In a recently released article in Pediatrics(10.1542/peds.2017-2467), Dr. José Villar and a team of colleagues introduce the new INTERGROWTH-21st Preterm Postnatal Growth Standards, intended for growth monitoring of moderately preterm infants from birth through 64 weeks postmenstrual age (“corrected age” 6 months). Almost 1 in 10 babies are born prematurely, and accurate growth monitoring is clearly critical due to this population’s higher risk for poorer outcomes1. In work funded by the Bill and Melinda Gates Foundation, the authors created international growth standards for preterm infants >27 weeks gestation that are based on longitudinal data from healthy low risk breastfed premature infants, analogous to the WHO (World Health Organization) Child Growth Standards for term infants, which are similar but utilize term infants’ growth. These new standards challenge the older supposition that the growth of preterm infants should match that of fetuses. Paradoxically, by this widely accepted “fetal” definition of adequate growth, about half of apparently well cared for premature infants leave the NICU (neonatal intensive care unit) with a label of “severe growth failure.” The remarkable convergence at term (40 weeks) of the INTERGROWTH-21st Preterm Postnatal Growth Standards and the WHO Child Growth Standards at the same mean weights (3.3 kg), lengths and head circumferences is indeed impressive and supports the authors’ arguments for the validity of this new approach.

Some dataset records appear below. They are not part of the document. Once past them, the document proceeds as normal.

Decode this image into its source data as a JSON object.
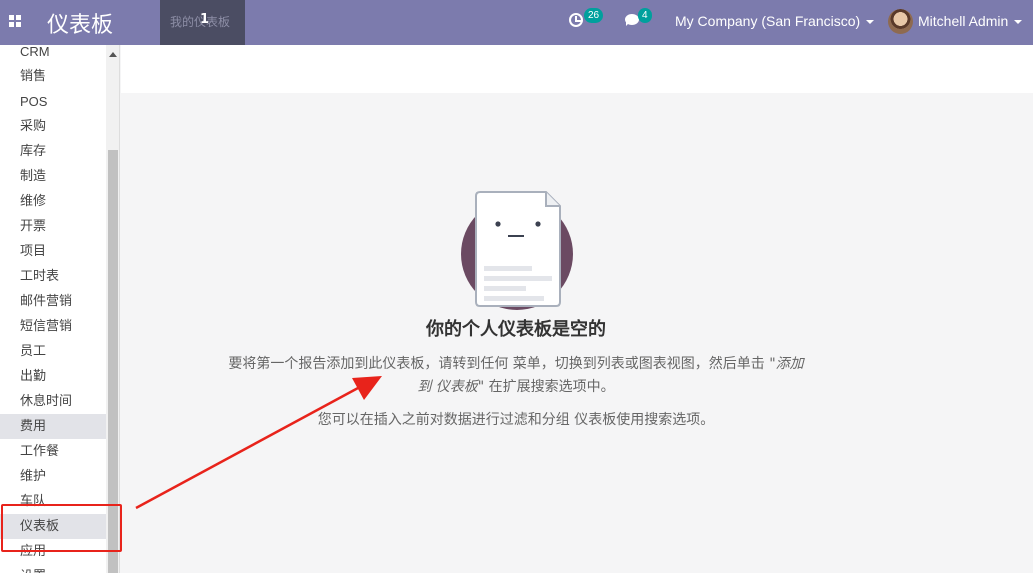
{
  "navbar": {
    "app_title": "仪表板",
    "tab_label": "我的仪表板",
    "tab_cursor_text": "1",
    "activity_count": "26",
    "message_count": "4",
    "company": "My Company (San Francisco)",
    "user": "Mitchell Admin"
  },
  "sidebar": {
    "items": [
      {
        "label": "CRM"
      },
      {
        "label": "销售"
      },
      {
        "label": "POS"
      },
      {
        "label": "采购"
      },
      {
        "label": "库存"
      },
      {
        "label": "制造"
      },
      {
        "label": "维修"
      },
      {
        "label": "开票"
      },
      {
        "label": "项目"
      },
      {
        "label": "工时表"
      },
      {
        "label": "邮件营销"
      },
      {
        "label": "短信营销"
      },
      {
        "label": "员工"
      },
      {
        "label": "出勤"
      },
      {
        "label": "休息时间"
      },
      {
        "label": "费用"
      },
      {
        "label": "工作餐"
      },
      {
        "label": "维护"
      },
      {
        "label": "车队"
      },
      {
        "label": "仪表板"
      },
      {
        "label": "应用"
      },
      {
        "label": "设置"
      }
    ]
  },
  "empty_state": {
    "title": "你的个人仪表板是空的",
    "hint_line1_before": "要将第一个报告添加到此仪表板，请转到任何 菜单，切换到列表或图表视图，然后单击 \"",
    "hint_line1_em": "添加",
    "hint_line2_em": "到 仪表板",
    "hint_line2_after": "\" 在扩展搜索选项中。",
    "hint2": "您可以在插入之前对数据进行过滤和分组 仪表板使用搜索选项。"
  },
  "colors": {
    "navbar": "#7c7bad",
    "badge": "#00a09d",
    "annotation": "#e8231b",
    "illustration_circle": "#6b4a62"
  },
  "icons": [
    "apps-grid-icon",
    "activity-clock-icon",
    "chat-bubble-icon",
    "caret-down-icon",
    "empty-document-icon"
  ]
}
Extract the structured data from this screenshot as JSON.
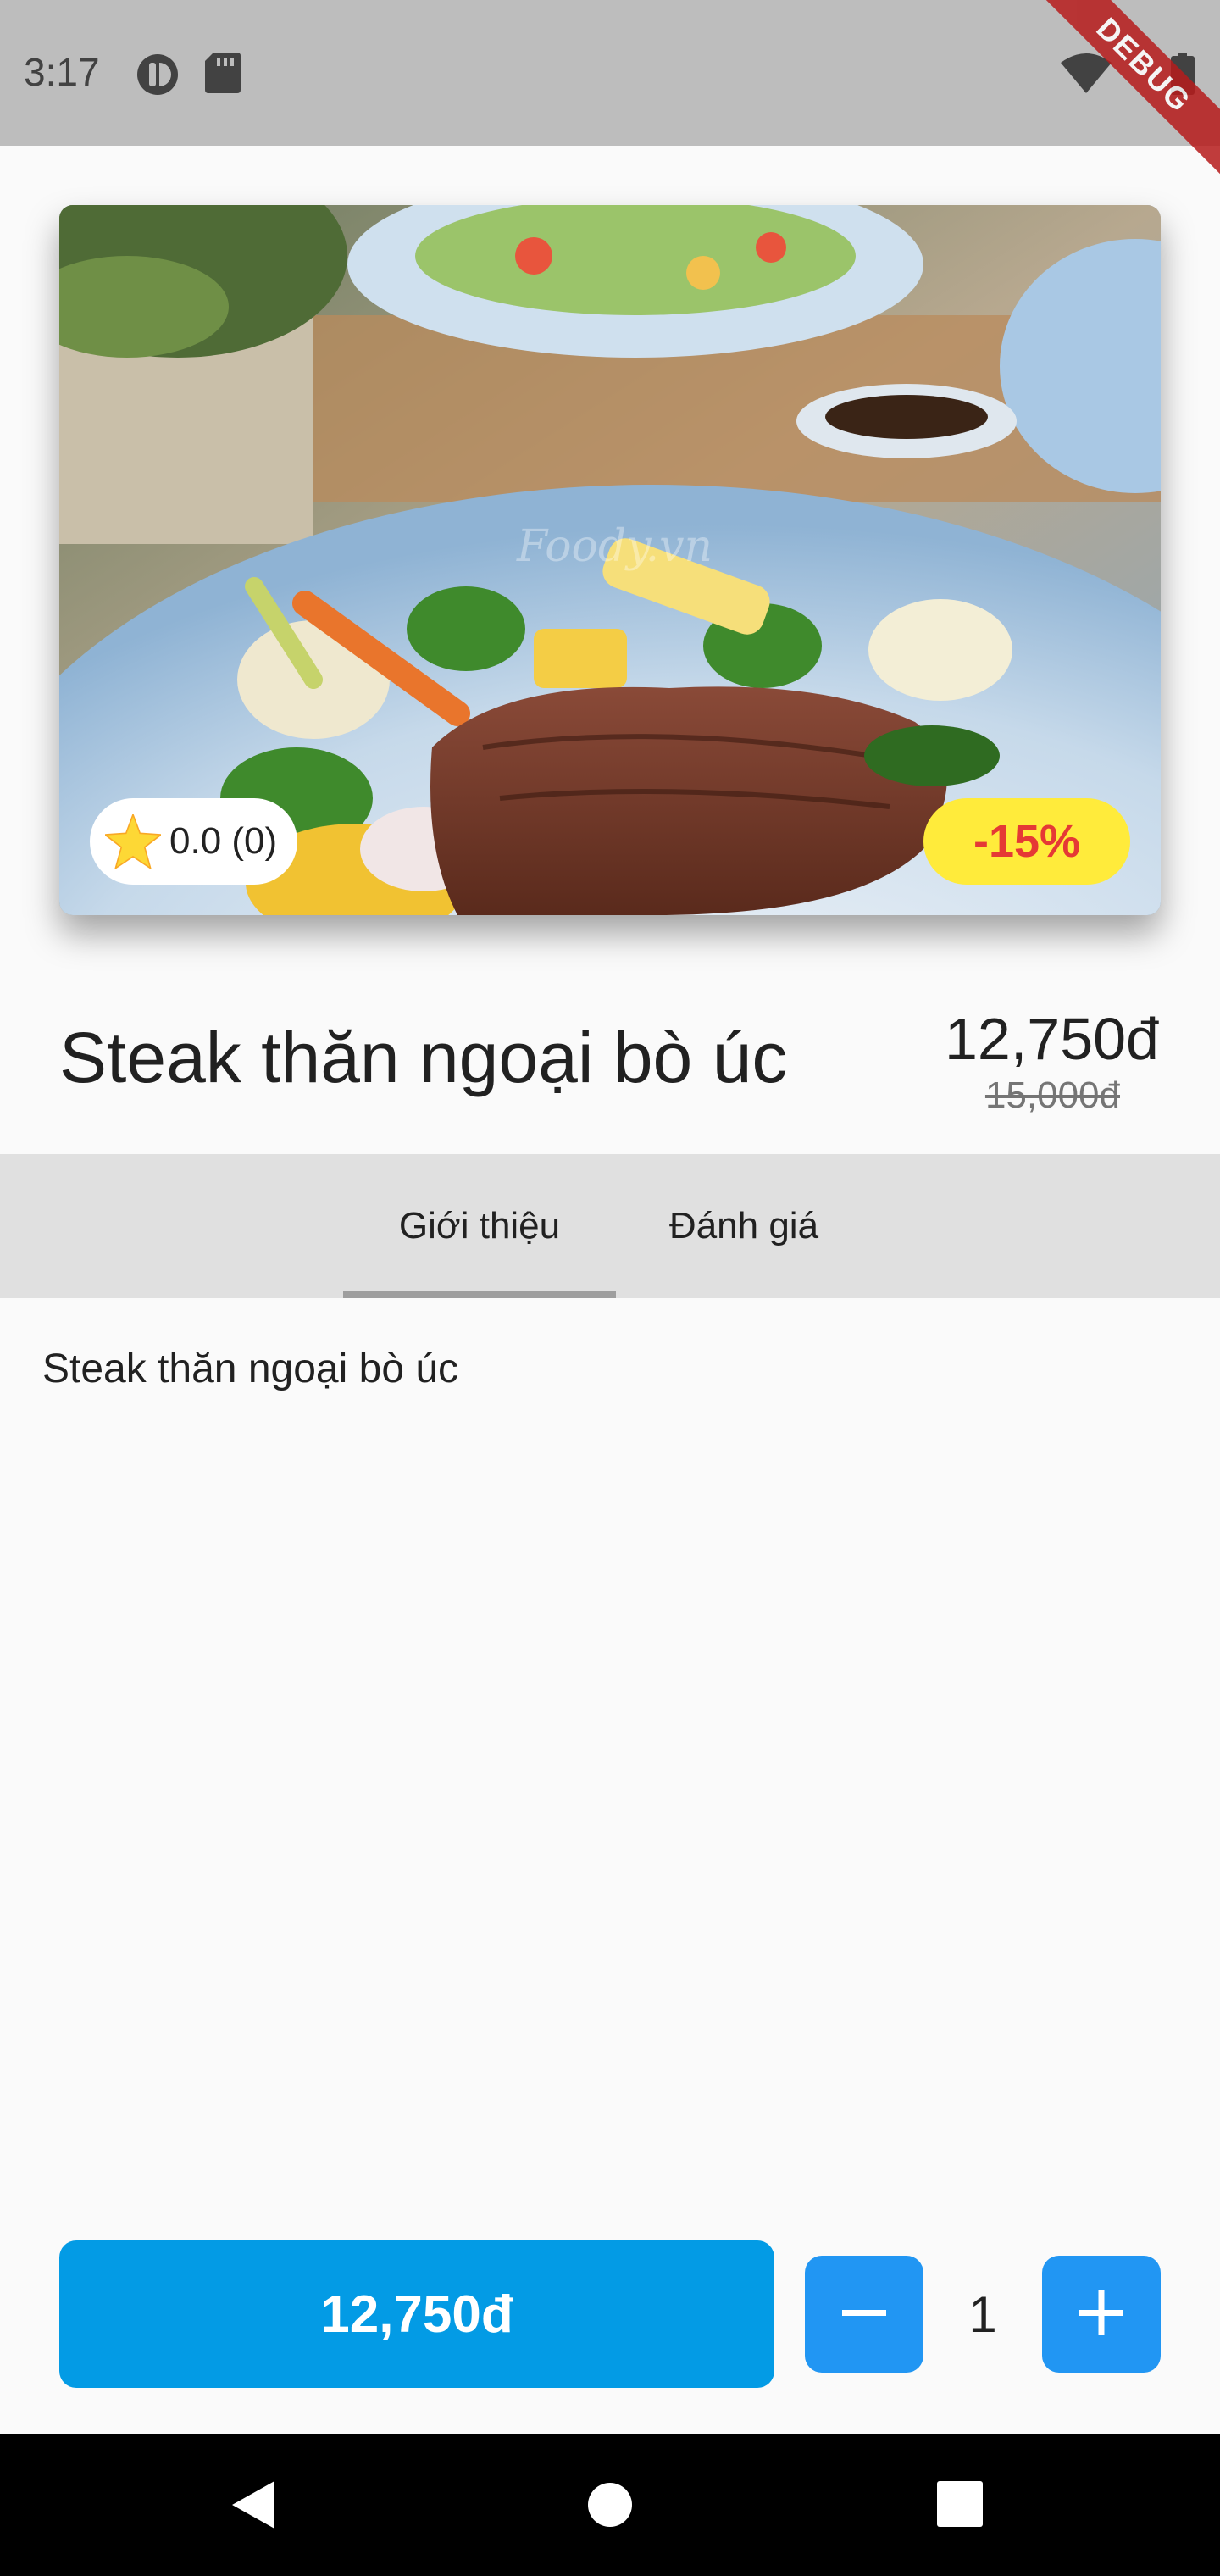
{
  "status_bar": {
    "time": "3:17",
    "debug_label": "DEBUG"
  },
  "product": {
    "name": "Steak thăn ngoại bò úc",
    "price": "12,750đ",
    "original_price": "15,000đ",
    "rating": "0.0 (0)",
    "discount": "-15%",
    "image_watermark": "Foody.vn"
  },
  "tabs": [
    {
      "label": "Giới thiệu",
      "selected": true
    },
    {
      "label": "Đánh giá",
      "selected": false
    }
  ],
  "intro": {
    "text": "Steak thăn ngoại bò úc"
  },
  "cart": {
    "total_label": "12,750đ",
    "quantity": "1"
  },
  "colors": {
    "primary": "#039be5",
    "qty_button": "#2196f3",
    "discount_bg": "#ffeb3b",
    "discount_text": "#e53935",
    "star": "#fdd835"
  },
  "icons": [
    "wifi-icon",
    "battery-icon",
    "star-icon",
    "minus-icon",
    "plus-icon",
    "back-icon",
    "home-icon",
    "recents-icon"
  ]
}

The authors make many good points in their discussion of the limitations and strengths of this new approach, and anyone who provides care for current premature babies (neonatologists) or for former premature babies (which is all practicing pediatricians!) will find the conversation highly relevant to NICU and office practice. If fetal growth is the goal, the authors suggest that premature infants are being “stuffed” with calories to avoid the all-too-frequent NICU-graduate label of “growth restriction,” yet their body composition at 40 weeks or term has proportionately more fat than fat-free mass compared to newborns born at term2. The “needed” calories may be going into a metaphorical “tire around the waist,” and the implications for the current obesity epidemic are obvious! You may agree or disagree with this thinking, but the authors’ argument is well constructed and worth reading.

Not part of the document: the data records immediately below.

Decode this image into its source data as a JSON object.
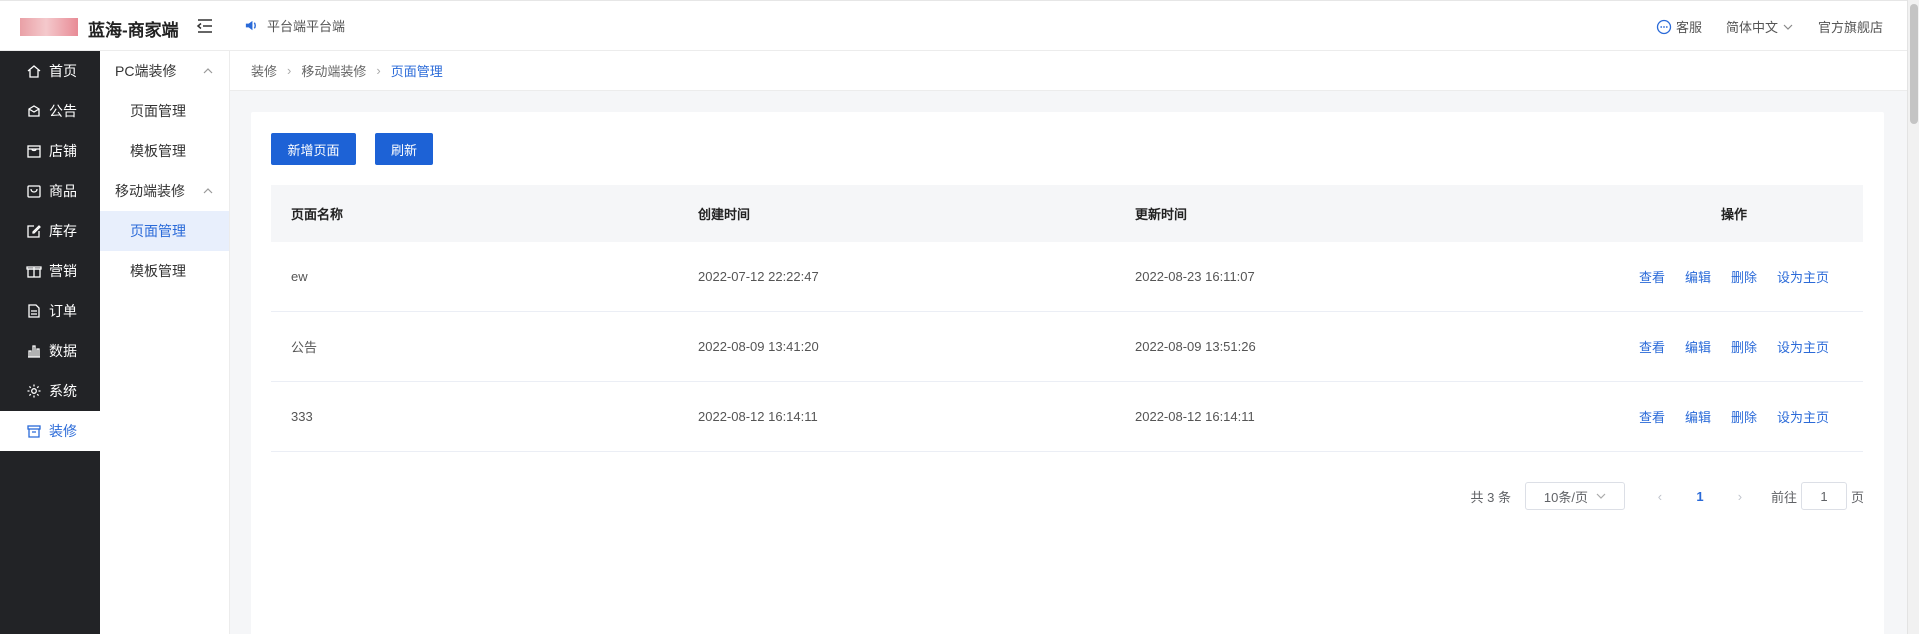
{
  "header": {
    "app_title": "蓝海-商家端",
    "notice": "平台端平台端",
    "customer_service": "客服",
    "language": "简体中文",
    "flagship_store": "官方旗舰店"
  },
  "sidebar": {
    "items": [
      {
        "label": "首页",
        "icon": "home-icon"
      },
      {
        "label": "公告",
        "icon": "announcement-icon"
      },
      {
        "label": "店铺",
        "icon": "shop-icon"
      },
      {
        "label": "商品",
        "icon": "bag-icon"
      },
      {
        "label": "库存",
        "icon": "edit-icon"
      },
      {
        "label": "营销",
        "icon": "gift-icon"
      },
      {
        "label": "订单",
        "icon": "document-icon"
      },
      {
        "label": "数据",
        "icon": "bar-chart-icon"
      },
      {
        "label": "系统",
        "icon": "gear-icon"
      },
      {
        "label": "装修",
        "icon": "decoration-icon",
        "active": true
      }
    ]
  },
  "submenu": {
    "groups": [
      {
        "label": "PC端装修",
        "items": [
          "页面管理",
          "模板管理"
        ]
      },
      {
        "label": "移动端装修",
        "items": [
          "页面管理",
          "模板管理"
        ]
      }
    ],
    "active": "移动端装修/页面管理"
  },
  "breadcrumb": {
    "items": [
      "装修",
      "移动端装修",
      "页面管理"
    ]
  },
  "toolbar": {
    "add_label": "新增页面",
    "refresh_label": "刷新"
  },
  "table": {
    "headers": [
      "页面名称",
      "创建时间",
      "更新时间",
      "操作"
    ],
    "rows": [
      {
        "name": "ew",
        "created": "2022-07-12 22:22:47",
        "updated": "2022-08-23 16:11:07"
      },
      {
        "name": "公告",
        "created": "2022-08-09 13:41:20",
        "updated": "2022-08-09 13:51:26"
      },
      {
        "name": "333",
        "created": "2022-08-12 16:14:11",
        "updated": "2022-08-12 16:14:11"
      }
    ],
    "actions": [
      "查看",
      "编辑",
      "删除",
      "设为主页"
    ]
  },
  "pagination": {
    "total": "共 3 条",
    "page_size": "10条/页",
    "current_page": "1",
    "goto_prefix": "前往",
    "goto_value": "1",
    "goto_suffix": "页"
  },
  "colors": {
    "primary": "#1d62d6",
    "sidebar_bg": "#222326",
    "active_text": "#2a6ad8"
  }
}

Those whose reading includes other pediatric journals may want to compare this interesting article with the just published study of Dr. TR Fenton and esteemed colleagues3, whose works have anchored the approach to growth of premature infants for several decades. Dr. José Villar discusses the pragmatic and theoretical differences between the growth chart standards recently revised by Dr. Fenton and colleagues with the new INTERGROWTH-21st Preterm Postnatal Growth Standards. I suspect that there would be a lively and thoughtful debate if we could get the authors of these two publications in the same room at the same time! In the meantime, enjoy the intriguing and useful contribution of Dr. José Villar and colleagues, which gives us a well-evidenced method of monitoring the growth of the premature infants for whom we provide care.
References
- Preterm Birth. Division of Reproductive Health, National Center for Chronic Disease Prevention and Health Promotion. Centers for Disease Control and Prevention. Page last updated November 27, 2017. <https://www.cdc.gov/reproductivehealth/maternalinfanthealth/pretermbirth.htm> (accessed 1/3/2018)
- Johnson MJ, Wootton SA, Leaf AA, Jackson AA. Preterm birth and body composition at term equivalent age: a systematic review and meta-analysis.Pediatrics. 2012;130(3):e640-649.
- Fenton TR, Anderson D, Groh-Wargo S, Hoyos A, Ehrenkranz RA, Senterre T An Attempt to Standardize the Calculation of Growth Velocity of Preterm Infants-Evaluation of Practical Bedside Methods. J Pediatr. 2017 Dec 12. pii: S0022-3476(17)31346-X. doi: 10.1016/j.jpeds.2017.10.005.